Tutto bene dunque? L'annuncio di Bianchi per una prequalifica in una o due settimane non tranquillizza del tutto contendenti e mercato. I conti dell'Alitalia sono quelli che sono, come le rotte. Disastrosi i primi, appetibili le seconde. Chi si prende Alitalia si prende anche i suoi guai. Per questo Bianchi parla in modo esplicito di una fase di due o tre anni durante la quale auspica un accompagnamento dello Stato a chi dovrà ristrutturare. Non una «golden share» come quelle possedute in Eni e Telecom, ad esempio. La «golden share», letteralmente azione d'oro, è una quota minima di proprietà, anche un'azione soltanto, che pesa come una maggioranza in operazioni di finanza straordinaria. L'Europa lo vieta.
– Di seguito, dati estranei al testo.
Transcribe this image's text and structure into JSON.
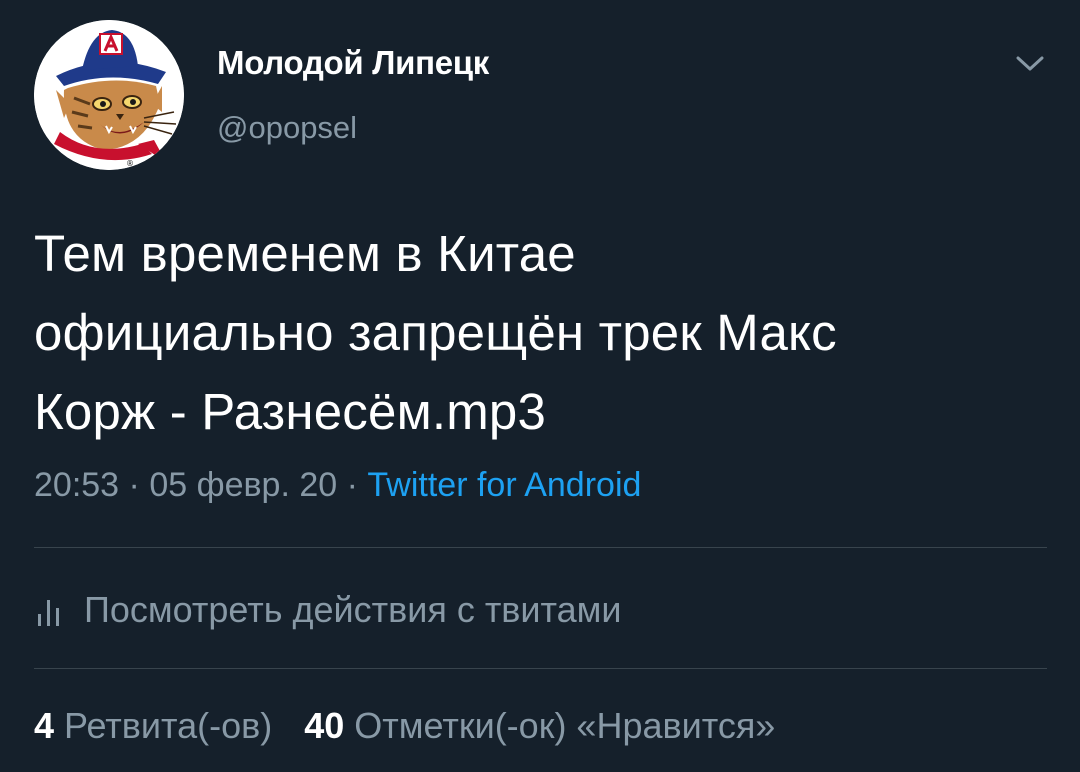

Chi esercita il potere derivante dalle «golden share» è sottoposto a procedure di infrazione. Per questo Bianchi pensa a una quota che pesi qualche cosa, un pò di più del 5%. In questo modo lo Stato raggiungerebbe due obiettivi: eviterebbe gli strali della Ue e continuerebbe a pesare in Alitalia. Tranquillizzando così i sindacati e con buona pace del mercato e di quanti hanno manifestato interesse per l'intera quota in vendita. Secondo il ministro dei trasporti «nel governo se ne parla» ma questo non cambia le posizioni di quelli decisi ad «andare a vedere» per poi decidere. Per cominciare la M&C di Carlo De Benedetti, società di partecipazione già alleata con industriali e fondi e destinata, secondo alcuni, ad allargare la famiglia. Circola l'ipotesi di una possibile alleanza fra De Benedetti e Carlo Toto (Air One). Circola la voce di una disponibilità di Giovanni Bazoli e Corrado Passera (Banca Intesa) a favorire l'operazione magari sbarrando la strada alle ambizioni di Alessandro Profumo (Unicredit) interessato a scendere in campo per sostenere chi andrebbe in cerca di un banchiere d'affari made in Italy. Bianchi ha tratteggiato l'identikit dell'acquirente perfetto: «Qualcuno che sia disposto a mettere sul tavolo all'incirca 3 miliardi; che sappia come far volare gli aerei; che consideri la necessità di fare alleanze operative con partner, non necessariamente europei, ma anche asiatici».